Every time I walk by the kitchen window, I look toward the hummingbird feeder. I put it out after the flood two weeks ago. The rain had stopped. A hummingbird flew to the window and hovered looking right at me, as if he was saying, “Where’s the sweet stuff?” It didn’t take me long to find the feeder and a storage of food in the cabinet, but he did’t return…for days. I wondered if he ever would.
He’s there now, and almost every time I look. I’ve come to depend on his appearance. Like he’s the rainbow after the storm. He’s the sign we all need that life goes on.
Last week I read aloud the essay “Joyas Voladoras” by Brian Doyle to a group of 6th graders. This is the first essay in Katherine Bomer’s book, The Journey is Everything: Teaching Essays that Students Want to Write for People who Want to Read Them.
In his essay, Brian Doyle crushes our own hearts by writing about the hearts of hummingbirds.
(Hummingbird) hearts are stripped to the skin for the war against gravity and inertia, the mad search for food, the insane idea of flight. The price of their ambition is a life closer to death; they suffer more heart attacks and aneurysms and ruptures than any other living creature. It’s expensive to fly. You burn out. You fry the machine. You melt the engine.
My students audibly gasped. Their reaction was pure emotion.
Katherine’s book leads us all on a quest for that reaction from our readers.

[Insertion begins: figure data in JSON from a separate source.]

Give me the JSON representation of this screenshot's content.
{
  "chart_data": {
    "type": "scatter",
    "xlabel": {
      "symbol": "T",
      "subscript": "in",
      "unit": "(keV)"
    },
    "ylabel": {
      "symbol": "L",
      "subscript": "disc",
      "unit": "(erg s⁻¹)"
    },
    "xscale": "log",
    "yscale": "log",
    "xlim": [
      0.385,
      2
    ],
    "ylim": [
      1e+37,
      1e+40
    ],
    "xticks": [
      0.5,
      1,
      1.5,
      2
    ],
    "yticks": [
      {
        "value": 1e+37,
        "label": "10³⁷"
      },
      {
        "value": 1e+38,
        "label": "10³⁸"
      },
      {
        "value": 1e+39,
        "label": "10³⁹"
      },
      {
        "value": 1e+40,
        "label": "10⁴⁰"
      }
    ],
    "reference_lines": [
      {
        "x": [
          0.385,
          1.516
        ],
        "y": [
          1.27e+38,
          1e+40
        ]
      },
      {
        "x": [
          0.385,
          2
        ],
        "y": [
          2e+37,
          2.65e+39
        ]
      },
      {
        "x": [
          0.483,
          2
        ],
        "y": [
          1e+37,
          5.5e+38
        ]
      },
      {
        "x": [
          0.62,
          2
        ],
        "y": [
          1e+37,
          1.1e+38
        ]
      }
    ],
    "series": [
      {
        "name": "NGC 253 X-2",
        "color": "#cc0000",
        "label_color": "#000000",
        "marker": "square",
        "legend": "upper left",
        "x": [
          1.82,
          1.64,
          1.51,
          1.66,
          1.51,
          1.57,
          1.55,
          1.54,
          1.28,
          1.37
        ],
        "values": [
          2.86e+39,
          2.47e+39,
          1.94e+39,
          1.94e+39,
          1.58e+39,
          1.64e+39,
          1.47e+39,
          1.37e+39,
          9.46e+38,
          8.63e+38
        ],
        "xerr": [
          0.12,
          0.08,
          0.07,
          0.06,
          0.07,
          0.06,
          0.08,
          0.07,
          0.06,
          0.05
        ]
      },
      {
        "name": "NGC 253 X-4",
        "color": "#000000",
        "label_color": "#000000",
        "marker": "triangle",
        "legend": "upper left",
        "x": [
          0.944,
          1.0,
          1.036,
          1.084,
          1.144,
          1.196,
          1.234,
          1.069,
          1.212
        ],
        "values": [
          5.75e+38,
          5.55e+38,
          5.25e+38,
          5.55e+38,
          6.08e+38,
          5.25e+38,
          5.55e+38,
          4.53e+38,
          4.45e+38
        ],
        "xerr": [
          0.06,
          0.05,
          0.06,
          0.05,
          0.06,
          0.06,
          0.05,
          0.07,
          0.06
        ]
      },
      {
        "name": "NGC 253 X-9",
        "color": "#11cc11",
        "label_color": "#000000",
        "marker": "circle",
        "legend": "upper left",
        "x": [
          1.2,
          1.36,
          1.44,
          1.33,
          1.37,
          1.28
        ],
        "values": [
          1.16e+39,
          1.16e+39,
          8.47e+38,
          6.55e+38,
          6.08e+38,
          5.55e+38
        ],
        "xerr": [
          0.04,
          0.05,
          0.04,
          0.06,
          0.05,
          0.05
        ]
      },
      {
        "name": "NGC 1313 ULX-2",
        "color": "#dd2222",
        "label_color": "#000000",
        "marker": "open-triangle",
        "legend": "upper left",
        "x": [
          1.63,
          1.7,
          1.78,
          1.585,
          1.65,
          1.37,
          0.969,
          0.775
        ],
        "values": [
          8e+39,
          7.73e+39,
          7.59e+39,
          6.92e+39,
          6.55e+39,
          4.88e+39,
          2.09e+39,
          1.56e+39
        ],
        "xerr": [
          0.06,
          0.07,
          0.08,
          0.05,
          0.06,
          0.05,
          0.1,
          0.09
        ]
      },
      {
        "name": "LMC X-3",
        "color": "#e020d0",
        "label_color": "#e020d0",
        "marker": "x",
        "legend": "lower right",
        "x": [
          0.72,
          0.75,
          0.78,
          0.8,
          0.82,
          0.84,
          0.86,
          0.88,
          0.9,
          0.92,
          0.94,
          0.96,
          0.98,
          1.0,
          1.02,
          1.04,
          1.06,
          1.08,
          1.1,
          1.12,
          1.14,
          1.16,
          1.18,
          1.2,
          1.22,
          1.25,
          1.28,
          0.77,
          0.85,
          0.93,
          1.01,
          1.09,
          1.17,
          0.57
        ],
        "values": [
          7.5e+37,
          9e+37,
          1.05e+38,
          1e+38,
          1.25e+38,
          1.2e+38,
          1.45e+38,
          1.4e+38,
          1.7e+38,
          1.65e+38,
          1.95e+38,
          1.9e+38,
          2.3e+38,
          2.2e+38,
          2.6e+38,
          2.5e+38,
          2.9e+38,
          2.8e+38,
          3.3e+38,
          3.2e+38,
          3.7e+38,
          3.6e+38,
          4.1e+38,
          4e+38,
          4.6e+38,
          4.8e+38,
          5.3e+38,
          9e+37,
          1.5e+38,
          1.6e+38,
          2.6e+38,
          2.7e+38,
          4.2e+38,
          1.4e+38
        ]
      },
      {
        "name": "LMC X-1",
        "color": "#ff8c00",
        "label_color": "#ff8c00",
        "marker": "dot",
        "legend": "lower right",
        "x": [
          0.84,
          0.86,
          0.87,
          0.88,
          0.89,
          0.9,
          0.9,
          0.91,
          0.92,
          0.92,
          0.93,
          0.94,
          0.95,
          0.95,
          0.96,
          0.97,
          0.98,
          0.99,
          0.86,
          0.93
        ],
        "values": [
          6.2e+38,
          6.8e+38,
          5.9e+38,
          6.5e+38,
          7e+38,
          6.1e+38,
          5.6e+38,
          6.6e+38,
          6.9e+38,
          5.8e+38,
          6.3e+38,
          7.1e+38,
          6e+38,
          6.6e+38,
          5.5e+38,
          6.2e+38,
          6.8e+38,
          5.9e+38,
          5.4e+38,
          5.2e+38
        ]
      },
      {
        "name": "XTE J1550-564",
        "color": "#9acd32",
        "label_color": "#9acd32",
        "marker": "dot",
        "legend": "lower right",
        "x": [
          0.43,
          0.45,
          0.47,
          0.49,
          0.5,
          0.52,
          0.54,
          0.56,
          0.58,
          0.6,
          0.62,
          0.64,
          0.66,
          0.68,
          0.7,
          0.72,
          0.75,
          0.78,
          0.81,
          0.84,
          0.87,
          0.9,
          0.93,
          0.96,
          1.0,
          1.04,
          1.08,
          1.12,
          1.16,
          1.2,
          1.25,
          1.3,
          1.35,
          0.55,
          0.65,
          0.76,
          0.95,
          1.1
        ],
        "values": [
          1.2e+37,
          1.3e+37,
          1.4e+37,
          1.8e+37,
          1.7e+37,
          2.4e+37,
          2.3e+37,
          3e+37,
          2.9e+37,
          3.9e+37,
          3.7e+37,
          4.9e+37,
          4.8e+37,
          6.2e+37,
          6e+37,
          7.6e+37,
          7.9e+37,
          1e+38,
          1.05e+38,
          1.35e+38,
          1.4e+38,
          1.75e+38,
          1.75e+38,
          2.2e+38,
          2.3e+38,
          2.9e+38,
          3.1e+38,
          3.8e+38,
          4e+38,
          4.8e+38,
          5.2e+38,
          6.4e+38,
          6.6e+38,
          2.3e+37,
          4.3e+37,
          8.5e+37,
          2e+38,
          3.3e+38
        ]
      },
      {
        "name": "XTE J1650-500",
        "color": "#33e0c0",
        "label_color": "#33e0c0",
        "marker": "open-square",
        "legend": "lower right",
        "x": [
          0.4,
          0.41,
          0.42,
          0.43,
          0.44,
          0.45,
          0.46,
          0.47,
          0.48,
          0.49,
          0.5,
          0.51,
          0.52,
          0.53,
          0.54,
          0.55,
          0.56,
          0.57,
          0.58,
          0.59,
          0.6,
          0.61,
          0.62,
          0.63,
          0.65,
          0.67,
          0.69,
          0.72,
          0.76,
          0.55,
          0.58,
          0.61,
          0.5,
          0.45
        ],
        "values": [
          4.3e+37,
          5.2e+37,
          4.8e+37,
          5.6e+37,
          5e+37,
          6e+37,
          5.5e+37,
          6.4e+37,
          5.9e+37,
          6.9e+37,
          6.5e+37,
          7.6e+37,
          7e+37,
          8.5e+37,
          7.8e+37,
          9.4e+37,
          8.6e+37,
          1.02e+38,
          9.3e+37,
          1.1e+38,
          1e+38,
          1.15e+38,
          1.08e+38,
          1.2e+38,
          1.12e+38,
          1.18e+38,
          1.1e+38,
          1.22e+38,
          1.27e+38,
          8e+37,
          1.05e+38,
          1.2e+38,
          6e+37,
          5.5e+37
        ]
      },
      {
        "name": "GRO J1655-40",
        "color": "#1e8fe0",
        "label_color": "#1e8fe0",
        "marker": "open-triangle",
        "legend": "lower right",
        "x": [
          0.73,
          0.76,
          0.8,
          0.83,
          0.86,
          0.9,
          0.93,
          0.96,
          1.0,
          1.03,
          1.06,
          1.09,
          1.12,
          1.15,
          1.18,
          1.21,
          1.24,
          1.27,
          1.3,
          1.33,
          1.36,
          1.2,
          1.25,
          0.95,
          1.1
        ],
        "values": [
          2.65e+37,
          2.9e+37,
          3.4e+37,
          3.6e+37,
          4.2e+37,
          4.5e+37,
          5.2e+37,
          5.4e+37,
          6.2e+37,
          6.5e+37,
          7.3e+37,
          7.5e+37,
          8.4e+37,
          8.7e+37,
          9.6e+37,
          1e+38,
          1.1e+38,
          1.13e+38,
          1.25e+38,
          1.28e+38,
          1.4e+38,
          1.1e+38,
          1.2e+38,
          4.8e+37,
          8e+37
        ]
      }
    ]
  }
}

Watching my hummingbird, (Yes, he’s mine. I’ve named him Chuey), I realize that the smallest of beings, those minuscule moments, can bring about an emotional reaction.
However, to be open to these moments, I must be willing to write…every day.
Monday, I asked my students to start the class time sitting with their notebooks for 10 minutes and just writing. This freedom to express whatever was happening in their heads excited my young writers. There wasn’t a sound except the clicking of pencils for 10 minutes. Then they couldn’t wait to share!
- Jacob wrote about a song he couldn’t get out of his head.
- Noah wrote about imagining that everything was made of candy.
- Madison wrote about the fire drill earlier in the school day.
To grow my young students into writers, I need to help them view their world as something worth writing about. To show them, I join them. I write freely and share the dribble that comes out on the page. I talk to them about how we must weed through the dribble to find some good stuff. To find those small moments worth savoring and sharing.